Item 9A. Controls and Procedures

 

(a)    Evaluation of disclosure controls and procedures.    The Chief Executive Officer and the Chief Financial Officer have reviewed our disclosure controls and procedures prior to the filing of this annual report. Based on that review, they have concluded that, as of the end of the period covered by this annual report, these disclosure controls and procedures were, in design and operation, effective to assure that the required information has been properly recorded, processed, summarized and reported to those responsible in order that it may be included in this annual report.

 

(b)    Changes in internal control over financial reporting.    There have not been any changes in the Company’s internal control over financial reporting during the quarter ended December 31, 2007 which have materially affected, or are reasonably likely to materially affect, the Company’s internal control over financial reporting.

 

(c)    Management’s Report on Internal Control Over Financial Reporting.    Our management is responsible for establishing and maintaining adequate internal control over financial reporting, as such term is defined in Exchange Act Rules 13a-15(f).
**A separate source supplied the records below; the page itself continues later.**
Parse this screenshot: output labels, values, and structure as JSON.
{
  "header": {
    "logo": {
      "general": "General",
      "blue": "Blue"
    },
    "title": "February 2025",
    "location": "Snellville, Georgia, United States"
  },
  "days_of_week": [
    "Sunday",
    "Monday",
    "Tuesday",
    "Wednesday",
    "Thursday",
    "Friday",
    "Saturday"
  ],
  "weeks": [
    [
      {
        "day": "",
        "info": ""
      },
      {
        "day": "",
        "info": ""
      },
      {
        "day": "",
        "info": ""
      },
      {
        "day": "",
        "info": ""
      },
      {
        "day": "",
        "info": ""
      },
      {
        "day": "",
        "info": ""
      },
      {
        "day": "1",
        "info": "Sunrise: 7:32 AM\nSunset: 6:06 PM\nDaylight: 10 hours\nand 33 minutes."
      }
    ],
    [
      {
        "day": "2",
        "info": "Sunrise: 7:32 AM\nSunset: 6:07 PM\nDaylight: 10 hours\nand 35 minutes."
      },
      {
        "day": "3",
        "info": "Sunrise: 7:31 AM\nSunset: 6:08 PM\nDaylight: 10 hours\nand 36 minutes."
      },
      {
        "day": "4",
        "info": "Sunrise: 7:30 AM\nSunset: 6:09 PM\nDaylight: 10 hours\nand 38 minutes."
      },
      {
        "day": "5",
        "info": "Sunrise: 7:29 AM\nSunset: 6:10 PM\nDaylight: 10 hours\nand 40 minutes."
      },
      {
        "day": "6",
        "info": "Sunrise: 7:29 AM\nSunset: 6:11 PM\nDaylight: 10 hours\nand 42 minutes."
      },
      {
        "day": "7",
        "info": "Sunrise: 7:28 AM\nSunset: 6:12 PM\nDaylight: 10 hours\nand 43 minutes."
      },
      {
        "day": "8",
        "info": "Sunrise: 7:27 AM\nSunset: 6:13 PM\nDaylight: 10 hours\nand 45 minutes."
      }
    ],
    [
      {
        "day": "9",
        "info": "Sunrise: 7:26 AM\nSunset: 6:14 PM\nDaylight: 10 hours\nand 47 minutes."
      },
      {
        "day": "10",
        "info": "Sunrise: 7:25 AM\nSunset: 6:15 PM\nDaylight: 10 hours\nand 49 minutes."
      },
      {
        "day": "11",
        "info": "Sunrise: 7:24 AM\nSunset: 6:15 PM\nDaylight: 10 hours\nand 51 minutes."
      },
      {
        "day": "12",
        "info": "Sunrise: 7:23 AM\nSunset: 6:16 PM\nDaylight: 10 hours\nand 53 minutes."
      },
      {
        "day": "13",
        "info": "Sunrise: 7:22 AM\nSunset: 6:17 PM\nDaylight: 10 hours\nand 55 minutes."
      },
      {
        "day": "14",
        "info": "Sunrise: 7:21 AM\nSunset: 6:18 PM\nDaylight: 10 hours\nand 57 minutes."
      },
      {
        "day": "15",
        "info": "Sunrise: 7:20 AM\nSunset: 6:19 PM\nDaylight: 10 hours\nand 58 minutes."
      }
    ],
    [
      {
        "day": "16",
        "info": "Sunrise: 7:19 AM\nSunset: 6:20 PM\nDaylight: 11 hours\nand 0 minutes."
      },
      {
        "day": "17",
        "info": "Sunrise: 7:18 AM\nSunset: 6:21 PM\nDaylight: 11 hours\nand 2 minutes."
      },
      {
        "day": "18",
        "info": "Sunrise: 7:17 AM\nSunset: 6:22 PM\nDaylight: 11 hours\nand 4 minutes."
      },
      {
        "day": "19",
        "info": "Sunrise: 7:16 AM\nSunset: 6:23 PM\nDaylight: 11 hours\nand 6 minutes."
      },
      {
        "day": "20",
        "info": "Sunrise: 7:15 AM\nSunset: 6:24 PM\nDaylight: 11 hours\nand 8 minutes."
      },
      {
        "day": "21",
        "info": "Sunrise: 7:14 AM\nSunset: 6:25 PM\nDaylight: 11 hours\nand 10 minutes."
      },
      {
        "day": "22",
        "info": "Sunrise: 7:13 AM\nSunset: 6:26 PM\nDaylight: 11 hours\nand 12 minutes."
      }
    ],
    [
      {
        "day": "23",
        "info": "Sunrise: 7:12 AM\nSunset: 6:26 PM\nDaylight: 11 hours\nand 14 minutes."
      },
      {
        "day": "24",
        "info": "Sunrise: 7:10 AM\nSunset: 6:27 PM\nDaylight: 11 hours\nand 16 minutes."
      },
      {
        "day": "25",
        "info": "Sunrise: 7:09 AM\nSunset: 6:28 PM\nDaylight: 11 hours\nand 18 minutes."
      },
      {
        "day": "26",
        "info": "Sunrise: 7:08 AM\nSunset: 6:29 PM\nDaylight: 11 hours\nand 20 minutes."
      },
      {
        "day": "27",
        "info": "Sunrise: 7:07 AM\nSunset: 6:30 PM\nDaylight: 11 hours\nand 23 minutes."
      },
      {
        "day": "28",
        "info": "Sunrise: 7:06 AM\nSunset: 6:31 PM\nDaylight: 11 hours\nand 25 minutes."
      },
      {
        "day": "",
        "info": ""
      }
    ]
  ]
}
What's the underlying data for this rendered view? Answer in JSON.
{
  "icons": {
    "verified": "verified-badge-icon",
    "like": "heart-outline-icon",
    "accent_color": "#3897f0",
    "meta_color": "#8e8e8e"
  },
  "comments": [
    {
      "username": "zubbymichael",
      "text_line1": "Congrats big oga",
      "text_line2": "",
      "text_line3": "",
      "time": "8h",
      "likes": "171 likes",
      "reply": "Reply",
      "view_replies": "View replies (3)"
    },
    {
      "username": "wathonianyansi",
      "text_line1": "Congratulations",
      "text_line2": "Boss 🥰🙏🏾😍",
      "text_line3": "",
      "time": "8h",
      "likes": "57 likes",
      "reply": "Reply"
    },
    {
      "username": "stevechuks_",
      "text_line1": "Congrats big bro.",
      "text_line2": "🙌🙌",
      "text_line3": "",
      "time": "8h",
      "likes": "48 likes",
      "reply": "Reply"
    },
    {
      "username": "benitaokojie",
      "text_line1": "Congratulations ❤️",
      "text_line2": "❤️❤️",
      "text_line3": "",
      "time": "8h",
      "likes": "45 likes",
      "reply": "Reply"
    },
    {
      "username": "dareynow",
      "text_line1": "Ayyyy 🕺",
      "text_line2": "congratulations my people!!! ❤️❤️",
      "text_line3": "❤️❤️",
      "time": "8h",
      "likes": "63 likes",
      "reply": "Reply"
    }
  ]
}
Our management conducted an evaluation of the effectiveness of our internal control over financial reporting based on the framework in Internal Control—Integrated Framework issued by the Committee of Sponsoring Organizations of the Treadway Commission. Based on its evaluation under the framework in Internal Control—Integrated Framework, our management concluded that our internal control over financial reporting was effective as of December 31, 2007.

 

The effectiveness of our internal control over financial reporting as of December 31, 2007 has been audited by PricewaterhouseCoopers LLP, an independent registered public accounting firm, as stated in their report which is included elsewhere in this Annual Report on Form 10-K.

 

Item 9B. Other Information

 

None.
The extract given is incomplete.